Flight Attendants Don't Drink Coffee/Tea on Airplanes - ALee
https://www.inc.com/peter-economy/the-surprising-thing-flight-attendants-say-you-should-never-do-on-an-airplane-though-youve-probably-done-it-many-times-before.html
======
mindcrime
The interesting thing is, this article sounds scary ... "ooooh, e.coli, fear,
tremble, shake". But while people _could_ get sick from drinking airplane
coffee/tea, I question if there's any evidence that this is __actually
happening __. That is, where 's the long line of people who actually got sick
as a result of drinking a cup of coffee or tea on an airplane.

Anecdotally (and we all know what that's worth) when I was a consultant I flew
around all the time and I always drank coffee on planes and I never got sick.
And I can't recall a single case of a colleague getting sick in any way that
would have any apparent connection to this "problem".

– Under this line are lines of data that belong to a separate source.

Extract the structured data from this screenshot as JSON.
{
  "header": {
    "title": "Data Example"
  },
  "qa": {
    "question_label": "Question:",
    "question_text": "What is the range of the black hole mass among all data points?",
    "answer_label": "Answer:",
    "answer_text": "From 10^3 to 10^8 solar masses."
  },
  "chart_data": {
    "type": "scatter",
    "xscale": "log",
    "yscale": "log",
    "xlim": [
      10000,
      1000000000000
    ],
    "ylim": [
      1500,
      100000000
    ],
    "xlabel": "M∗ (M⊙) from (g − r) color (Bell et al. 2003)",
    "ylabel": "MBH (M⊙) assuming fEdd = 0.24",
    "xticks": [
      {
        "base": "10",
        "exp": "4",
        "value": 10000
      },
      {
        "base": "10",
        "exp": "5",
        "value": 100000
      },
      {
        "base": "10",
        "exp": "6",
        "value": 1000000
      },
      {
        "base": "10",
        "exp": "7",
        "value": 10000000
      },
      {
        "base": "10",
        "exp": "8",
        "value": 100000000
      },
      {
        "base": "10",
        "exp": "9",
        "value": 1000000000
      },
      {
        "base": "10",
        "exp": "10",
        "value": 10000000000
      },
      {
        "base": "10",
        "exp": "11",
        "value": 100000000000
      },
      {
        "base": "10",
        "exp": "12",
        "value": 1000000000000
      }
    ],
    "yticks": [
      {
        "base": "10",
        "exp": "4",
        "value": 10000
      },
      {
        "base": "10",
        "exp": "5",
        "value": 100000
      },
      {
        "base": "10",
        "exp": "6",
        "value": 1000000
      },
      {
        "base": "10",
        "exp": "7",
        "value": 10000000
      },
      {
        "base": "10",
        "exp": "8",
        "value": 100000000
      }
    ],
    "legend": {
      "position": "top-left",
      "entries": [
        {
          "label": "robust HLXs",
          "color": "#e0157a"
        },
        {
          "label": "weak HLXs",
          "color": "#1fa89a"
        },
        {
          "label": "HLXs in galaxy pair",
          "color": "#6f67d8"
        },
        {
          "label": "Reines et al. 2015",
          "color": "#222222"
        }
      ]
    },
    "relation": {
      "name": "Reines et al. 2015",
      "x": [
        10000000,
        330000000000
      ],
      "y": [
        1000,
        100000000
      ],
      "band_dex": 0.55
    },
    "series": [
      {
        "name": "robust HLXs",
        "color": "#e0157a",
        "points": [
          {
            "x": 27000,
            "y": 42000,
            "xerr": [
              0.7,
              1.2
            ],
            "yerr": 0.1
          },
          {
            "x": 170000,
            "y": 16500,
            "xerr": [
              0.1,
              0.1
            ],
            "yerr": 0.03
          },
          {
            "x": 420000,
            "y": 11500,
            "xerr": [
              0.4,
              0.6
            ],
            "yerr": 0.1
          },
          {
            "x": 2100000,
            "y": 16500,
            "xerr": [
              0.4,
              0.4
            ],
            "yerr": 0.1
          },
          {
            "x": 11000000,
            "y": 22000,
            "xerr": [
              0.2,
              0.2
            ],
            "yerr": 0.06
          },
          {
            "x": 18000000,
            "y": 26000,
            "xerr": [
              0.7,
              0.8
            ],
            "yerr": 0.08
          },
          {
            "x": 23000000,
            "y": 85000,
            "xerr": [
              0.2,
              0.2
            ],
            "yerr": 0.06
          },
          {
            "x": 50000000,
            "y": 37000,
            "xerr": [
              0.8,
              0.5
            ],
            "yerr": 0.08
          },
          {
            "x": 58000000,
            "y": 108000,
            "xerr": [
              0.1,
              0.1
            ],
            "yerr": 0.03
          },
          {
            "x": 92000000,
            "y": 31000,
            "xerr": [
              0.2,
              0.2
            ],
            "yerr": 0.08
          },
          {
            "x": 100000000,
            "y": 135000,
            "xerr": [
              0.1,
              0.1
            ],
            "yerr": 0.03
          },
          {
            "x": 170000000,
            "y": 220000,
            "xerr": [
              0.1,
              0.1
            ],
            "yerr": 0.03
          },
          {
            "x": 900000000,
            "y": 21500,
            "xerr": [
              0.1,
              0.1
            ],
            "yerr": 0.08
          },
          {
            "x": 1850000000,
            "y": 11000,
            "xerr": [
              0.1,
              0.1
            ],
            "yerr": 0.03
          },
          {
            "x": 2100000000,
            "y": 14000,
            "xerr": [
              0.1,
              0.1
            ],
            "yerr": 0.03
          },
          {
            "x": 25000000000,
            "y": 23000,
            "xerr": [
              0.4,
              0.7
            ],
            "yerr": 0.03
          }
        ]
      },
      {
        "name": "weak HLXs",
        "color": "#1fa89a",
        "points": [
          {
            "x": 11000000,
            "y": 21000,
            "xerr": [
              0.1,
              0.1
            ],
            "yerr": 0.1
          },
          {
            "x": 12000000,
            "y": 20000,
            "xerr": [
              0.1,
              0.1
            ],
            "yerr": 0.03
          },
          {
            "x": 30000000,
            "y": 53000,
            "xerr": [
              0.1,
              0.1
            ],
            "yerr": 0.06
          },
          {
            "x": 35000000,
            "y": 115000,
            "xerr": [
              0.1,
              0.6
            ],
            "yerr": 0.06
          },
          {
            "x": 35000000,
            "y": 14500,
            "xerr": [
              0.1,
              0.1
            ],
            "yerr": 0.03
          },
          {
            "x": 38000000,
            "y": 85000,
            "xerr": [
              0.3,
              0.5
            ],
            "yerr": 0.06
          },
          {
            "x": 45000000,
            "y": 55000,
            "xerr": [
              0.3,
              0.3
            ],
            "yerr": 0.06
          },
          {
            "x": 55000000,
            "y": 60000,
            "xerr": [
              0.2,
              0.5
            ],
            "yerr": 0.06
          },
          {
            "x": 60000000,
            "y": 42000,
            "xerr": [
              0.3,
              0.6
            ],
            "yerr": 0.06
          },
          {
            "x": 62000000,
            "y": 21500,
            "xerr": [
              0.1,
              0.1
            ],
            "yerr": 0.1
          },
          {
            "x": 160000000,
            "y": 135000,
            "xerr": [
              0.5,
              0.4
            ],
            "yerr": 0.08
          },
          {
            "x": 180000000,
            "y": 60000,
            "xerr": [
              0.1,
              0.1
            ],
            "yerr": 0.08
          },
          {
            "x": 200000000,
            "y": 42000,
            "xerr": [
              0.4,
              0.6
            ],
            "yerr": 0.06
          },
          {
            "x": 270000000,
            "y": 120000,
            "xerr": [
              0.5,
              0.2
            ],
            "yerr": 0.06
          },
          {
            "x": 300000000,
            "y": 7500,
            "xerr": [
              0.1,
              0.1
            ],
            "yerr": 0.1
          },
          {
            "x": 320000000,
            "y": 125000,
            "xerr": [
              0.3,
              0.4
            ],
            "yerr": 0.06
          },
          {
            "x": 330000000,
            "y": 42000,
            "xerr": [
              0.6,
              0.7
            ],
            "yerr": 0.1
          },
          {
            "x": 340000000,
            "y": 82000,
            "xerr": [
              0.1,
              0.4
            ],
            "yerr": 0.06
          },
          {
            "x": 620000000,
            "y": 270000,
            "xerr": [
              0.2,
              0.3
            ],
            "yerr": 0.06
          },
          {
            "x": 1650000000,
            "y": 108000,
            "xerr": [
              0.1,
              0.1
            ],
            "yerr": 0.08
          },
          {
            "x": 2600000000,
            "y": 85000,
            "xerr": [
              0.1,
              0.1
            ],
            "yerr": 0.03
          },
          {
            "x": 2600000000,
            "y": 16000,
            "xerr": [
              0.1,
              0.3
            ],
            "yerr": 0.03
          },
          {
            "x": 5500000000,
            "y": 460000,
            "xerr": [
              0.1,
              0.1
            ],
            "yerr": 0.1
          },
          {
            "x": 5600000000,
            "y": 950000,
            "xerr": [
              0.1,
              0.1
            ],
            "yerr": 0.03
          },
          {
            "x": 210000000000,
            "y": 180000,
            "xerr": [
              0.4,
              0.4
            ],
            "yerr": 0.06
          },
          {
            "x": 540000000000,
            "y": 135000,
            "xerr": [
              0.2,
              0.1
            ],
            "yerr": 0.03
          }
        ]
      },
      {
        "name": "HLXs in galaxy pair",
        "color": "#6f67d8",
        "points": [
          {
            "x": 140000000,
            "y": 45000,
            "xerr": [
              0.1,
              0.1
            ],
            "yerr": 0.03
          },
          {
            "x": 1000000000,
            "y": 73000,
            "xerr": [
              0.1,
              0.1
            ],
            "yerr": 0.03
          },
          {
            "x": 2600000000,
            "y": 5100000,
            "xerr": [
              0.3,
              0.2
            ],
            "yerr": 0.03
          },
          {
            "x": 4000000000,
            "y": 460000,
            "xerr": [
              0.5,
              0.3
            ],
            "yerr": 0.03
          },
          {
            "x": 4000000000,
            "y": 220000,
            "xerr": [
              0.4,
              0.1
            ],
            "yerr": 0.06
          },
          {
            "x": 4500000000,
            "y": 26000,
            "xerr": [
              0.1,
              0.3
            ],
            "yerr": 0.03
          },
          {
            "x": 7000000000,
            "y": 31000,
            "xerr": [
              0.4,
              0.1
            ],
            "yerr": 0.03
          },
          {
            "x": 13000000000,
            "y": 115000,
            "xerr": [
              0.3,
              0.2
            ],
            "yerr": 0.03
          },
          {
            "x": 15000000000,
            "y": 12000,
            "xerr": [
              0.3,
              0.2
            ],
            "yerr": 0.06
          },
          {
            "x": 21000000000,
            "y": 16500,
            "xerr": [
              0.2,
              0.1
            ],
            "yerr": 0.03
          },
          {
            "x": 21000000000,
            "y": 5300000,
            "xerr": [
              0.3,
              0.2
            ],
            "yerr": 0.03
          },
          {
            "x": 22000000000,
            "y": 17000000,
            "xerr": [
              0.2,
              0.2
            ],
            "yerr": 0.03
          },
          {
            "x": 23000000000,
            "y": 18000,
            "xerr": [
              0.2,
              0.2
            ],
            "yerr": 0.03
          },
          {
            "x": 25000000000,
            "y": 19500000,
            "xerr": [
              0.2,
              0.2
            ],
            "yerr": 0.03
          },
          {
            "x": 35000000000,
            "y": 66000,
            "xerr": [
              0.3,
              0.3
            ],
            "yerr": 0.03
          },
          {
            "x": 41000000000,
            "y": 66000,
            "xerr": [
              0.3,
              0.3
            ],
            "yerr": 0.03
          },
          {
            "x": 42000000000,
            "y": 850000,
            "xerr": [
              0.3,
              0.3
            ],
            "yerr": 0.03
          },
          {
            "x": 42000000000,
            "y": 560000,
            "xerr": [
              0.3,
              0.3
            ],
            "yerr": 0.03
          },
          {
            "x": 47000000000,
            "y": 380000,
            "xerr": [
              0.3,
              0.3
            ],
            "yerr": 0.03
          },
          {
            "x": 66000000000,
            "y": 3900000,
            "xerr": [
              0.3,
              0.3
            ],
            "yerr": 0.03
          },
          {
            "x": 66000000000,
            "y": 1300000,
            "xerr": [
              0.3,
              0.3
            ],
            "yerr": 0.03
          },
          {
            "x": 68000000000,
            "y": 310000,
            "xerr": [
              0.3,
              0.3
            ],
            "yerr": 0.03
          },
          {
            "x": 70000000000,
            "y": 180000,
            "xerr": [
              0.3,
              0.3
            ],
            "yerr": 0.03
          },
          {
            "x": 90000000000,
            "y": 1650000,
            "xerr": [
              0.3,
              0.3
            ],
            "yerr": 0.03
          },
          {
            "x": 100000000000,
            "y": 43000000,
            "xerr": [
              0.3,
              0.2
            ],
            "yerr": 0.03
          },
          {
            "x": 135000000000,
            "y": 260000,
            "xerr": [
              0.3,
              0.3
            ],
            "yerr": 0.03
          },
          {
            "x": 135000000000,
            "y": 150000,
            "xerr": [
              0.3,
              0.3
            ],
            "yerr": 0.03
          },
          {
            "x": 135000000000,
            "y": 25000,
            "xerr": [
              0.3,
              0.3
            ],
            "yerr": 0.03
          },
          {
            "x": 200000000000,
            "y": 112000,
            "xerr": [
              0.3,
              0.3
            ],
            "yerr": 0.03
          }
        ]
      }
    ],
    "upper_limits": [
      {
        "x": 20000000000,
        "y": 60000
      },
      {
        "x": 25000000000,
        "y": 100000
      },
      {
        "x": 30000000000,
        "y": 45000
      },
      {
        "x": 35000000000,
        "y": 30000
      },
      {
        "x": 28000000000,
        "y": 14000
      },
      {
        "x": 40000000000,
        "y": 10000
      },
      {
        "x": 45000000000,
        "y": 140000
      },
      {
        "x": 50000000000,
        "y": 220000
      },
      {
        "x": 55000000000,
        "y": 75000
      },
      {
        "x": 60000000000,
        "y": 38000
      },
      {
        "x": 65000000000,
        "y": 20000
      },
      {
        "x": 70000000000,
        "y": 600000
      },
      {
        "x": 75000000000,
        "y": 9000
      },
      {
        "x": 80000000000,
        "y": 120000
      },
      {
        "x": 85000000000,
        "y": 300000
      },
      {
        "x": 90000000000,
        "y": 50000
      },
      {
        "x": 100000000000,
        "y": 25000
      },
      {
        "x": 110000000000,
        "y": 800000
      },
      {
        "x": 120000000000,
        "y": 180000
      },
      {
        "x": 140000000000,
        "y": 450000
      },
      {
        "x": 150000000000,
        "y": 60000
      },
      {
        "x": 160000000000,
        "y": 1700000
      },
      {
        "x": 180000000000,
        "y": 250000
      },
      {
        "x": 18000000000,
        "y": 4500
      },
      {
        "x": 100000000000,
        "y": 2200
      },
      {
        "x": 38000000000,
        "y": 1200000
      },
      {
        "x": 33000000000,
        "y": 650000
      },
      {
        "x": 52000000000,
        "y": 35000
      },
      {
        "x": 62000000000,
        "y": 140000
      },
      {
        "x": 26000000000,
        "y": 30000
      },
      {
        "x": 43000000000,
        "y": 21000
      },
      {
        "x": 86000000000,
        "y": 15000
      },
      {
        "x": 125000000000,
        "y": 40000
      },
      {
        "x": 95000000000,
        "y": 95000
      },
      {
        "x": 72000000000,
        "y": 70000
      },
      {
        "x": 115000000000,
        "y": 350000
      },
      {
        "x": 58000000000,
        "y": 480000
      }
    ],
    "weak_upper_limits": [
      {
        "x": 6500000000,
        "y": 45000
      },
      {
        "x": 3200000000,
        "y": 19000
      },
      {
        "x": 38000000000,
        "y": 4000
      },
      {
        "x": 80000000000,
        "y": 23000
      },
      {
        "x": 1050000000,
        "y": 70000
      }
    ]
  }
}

Hey, maybe it's a real thing, and I was just very lucky. But color me
skeptical with regards to the idea that drinking airplane coffee/tea is
actually any particular threat.

------
bob_theslob646
Why is it that so many industries cut corners and only fix problems when a
light is shined?

It's always tricky with food/drink because the result of cutting corners is
not death (usually) but just inconvenience for the victim.